Topic #8: Low-energy, Low-CO2 geopolymer ceramics
This course offers a comprehensive review of the impact of Geopolymer technology on the manufacture of Low-energy ceramics and bricks. It involves:
– Geopolymerization mechanism of kaolinite under co-valent bonding concept
– Geopolymeric setting at temperature below 65°C, 80°C and 450°C
– Resistance to water; physical properties
– Application to archaeological ceramics: 25.000 year-old geopolymer ceramic: Venus of Dolni Vestonice
Upon completion of the course, you will be able to apply the geopolymeric ceramic concept to implement modern Low-energy ceramic processing for the production of regular ceramic tiles (glazed) or fired bricks.

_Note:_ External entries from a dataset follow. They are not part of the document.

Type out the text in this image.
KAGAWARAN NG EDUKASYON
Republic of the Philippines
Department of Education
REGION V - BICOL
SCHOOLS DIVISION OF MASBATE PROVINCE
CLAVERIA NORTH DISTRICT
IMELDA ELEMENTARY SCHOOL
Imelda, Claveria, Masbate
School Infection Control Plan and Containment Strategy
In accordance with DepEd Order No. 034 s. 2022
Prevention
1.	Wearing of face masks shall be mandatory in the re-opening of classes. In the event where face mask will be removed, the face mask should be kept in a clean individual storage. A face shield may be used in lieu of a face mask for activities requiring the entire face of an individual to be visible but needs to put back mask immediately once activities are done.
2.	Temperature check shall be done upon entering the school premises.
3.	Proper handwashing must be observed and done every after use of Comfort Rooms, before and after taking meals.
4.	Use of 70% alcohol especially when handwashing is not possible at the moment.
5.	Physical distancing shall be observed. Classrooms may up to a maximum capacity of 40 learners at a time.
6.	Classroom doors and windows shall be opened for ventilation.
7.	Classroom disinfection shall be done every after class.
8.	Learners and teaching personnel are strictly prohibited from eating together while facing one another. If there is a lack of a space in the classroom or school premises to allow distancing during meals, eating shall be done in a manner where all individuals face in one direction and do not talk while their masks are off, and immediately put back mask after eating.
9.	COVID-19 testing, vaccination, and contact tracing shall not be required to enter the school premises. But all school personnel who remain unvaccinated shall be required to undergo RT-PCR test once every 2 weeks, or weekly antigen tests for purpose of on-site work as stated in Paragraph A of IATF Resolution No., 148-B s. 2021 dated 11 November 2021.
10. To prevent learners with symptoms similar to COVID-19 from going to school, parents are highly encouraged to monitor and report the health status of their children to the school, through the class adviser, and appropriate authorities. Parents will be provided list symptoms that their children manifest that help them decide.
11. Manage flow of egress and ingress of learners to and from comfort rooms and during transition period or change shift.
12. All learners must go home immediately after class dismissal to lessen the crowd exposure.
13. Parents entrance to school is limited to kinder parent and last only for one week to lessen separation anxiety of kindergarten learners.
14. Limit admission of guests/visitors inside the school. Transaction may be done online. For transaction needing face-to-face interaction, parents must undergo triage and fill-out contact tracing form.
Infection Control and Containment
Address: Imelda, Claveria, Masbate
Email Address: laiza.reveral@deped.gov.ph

Topic #9: User-Friendly Systems
Although geopolymerization does not rely on toxic organic solvents but only on water, it needs chemical ingredients that may be dangerous. Some of them may be classified as user-hostile systems and therefore require some safety procedures.
Upon completion of the course, you will be able to understand the absolute necessity of implementing user-friendly geopolymeric systems.
Building the pyramids of Egypt
Joseph DAVIDOVITS presents his famous theory on how the Egyptians pyramids were built with re-agglomerated limestone.
LTGS brick conference
Joseph DAVIDOVITS presents the manufacture of bricks with low energy at the Ceramics and Brotherhood Symposium, Verona, Italy, in July 2008.
Davya 60 cement tutorial and Datobe ceramic tutorial
Two short “how-to” on how to manipulate a geopolymer cement and a geopolymer ceramic, with tips and tricks the way a lab technician of the Geopolymer Institute is doing it.